Relying on a salesperson to choose the best car for you, instead of doing your own homework, is possibly the worst kind of car-buying rip-off and there's no-one to blame but yourself.
While a good salesperson can help you select from what's available at her dealership, you can't expect her to tell you that a competing product is superior or more suited to you. That's not her job.
It's up to you to honestly assess your needs, read the reviews and test drive a few cars to make your selection. If you've done all that and still end up with a dud, then maybe you can blame a salesperson if it makes you feel better.
"Sorry, but your credit sucks"
Those free credit report ads on TV do make one good point. No, not that you should sign up for their services but that you actually should understand your credit.
That way, when you go car shopping, no-one can tell you your credit's not good enough to get the best possible auto financing. Unless, of course, it isn't. If you really do have bad credit, well, that's all the more reason to be careful.

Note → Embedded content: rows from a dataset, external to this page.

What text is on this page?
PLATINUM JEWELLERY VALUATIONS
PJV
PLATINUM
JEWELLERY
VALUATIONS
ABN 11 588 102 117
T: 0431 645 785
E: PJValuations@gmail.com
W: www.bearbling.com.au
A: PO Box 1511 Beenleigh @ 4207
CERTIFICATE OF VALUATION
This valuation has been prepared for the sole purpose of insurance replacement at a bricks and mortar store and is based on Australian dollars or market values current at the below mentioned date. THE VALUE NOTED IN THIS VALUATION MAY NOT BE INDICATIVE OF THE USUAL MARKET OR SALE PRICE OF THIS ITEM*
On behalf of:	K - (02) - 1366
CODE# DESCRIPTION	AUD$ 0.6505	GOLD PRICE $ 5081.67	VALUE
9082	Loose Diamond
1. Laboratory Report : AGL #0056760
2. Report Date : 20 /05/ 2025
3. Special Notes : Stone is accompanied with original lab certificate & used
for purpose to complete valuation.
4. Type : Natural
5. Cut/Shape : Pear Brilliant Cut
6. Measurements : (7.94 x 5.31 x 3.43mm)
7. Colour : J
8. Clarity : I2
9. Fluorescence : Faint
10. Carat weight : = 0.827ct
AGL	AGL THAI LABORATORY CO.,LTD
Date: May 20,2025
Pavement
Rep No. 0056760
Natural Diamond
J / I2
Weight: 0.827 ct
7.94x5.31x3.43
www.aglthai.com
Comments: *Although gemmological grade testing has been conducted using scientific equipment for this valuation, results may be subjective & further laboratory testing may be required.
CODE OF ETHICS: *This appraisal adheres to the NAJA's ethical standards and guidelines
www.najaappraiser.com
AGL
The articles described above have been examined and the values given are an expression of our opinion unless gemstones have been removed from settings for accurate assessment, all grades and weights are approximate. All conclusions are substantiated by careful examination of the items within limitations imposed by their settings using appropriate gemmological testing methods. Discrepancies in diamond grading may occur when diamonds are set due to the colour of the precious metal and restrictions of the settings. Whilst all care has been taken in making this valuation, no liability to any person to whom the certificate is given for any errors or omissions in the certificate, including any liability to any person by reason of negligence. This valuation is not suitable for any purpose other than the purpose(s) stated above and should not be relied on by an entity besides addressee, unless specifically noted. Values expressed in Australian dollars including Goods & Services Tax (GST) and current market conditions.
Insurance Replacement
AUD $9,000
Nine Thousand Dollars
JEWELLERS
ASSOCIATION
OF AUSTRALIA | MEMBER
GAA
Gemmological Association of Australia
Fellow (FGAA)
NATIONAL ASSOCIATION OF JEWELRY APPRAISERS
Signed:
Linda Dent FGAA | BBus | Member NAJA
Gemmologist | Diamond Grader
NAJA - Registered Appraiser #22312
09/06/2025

The best approach is to shop for credit before you shop for a car. Having pre-arranged financing puts you in the best possible bargaining position.
"Check out this low monthly payment"
It's easy to shrink a monthly payment. Just stretch out the loan, right? Taking a five or six year loan instead of a three or four year loan always makes the payments easier to swallow, but you'll end up paying more money in the end.
You also increase the risk that you'll end up "upside down" in your car when you decide to trade it in or sell it. (That means you still owe more on the car than it's worth.)
These sorts of extra-long loans are becoming less common as credit markets remain relatively tight, according to Phil Reed, consumer advice editor for automotive website Edmunds.com. Banks and finance companies just aren't as willing to lend money for six years as they used to be.
"Leasing will save a lot of money"
Yes, in the short term, leasing does save you money.
When you buy, you're obviously paying for the entire car, figuring you'll get some money back when you trade it in. When you lease, all you're paying for is the difference in the car's value from the day you take it off the lot till the day you return it, plus interest and fees.
But, once the lease term is up, you're back to having no car and you've got to start all over again. Oh, you could buy it instead of giving it back but you'll wind up paying more than if you'd just bought the car to start with.
Once common on luxury cars, leases are becoming more common on non-luxury cars and even on cheap compact cars, according to analysts at Edmunds.com.
There is only one time when leasing make sense and that's when you're absolutely sure you're not going to want to keep the car. Otherwise, buy it.
"What if something goes wrong?"
Most cars today come with warranties that cover the engine and transmission -- in other words, the stuff you're really worried about -- for five or five to 10 years while covering everything else on the car for about three years.
If someone tries to sell you an "extended warranty" keep in mind that the parts you really care about, the expensive parts that make the car go, are already covered for a long time. In fact, there's a good chance you won't even have the car longer than that.
"Your seats will always look like new"
Your car's paint could get chipped, scratched or faded or the fabric seats could get stains. Sometimes, auto dealers will sell you paint protectors or fabric protectors.
The big sales pitch here is for the warranty. If your seat gets a stain on it later, they promise to fix it.
Remember, these things are priced for profit, which means that it's unlikely you'll come out ahead in the end. At best, you'll pay a lot of money to fix a minor paint scratch or seat stain you would have rightly ignored otherwise.
You're better off acknowledging the possibility that you may need touch-up paint or a steam cleaning some time in the next few years. Just pay for it if you do.
"Your old car's not worth that much"
Car dealers make little, if any profit, selling new cars. Used cars, plus the service department, are where the real money is. That's why car dealers are so interested in your trade-in.
It's up to you to get a good, realistic sense of what your trade-in is worth. Web sites like Kelley Blue Book's KBB.com can help before you go to the dealership and to negotiate a good deal for it. If you're not satisfied with what the dealer is offering you can get more by simply selling the car yourself.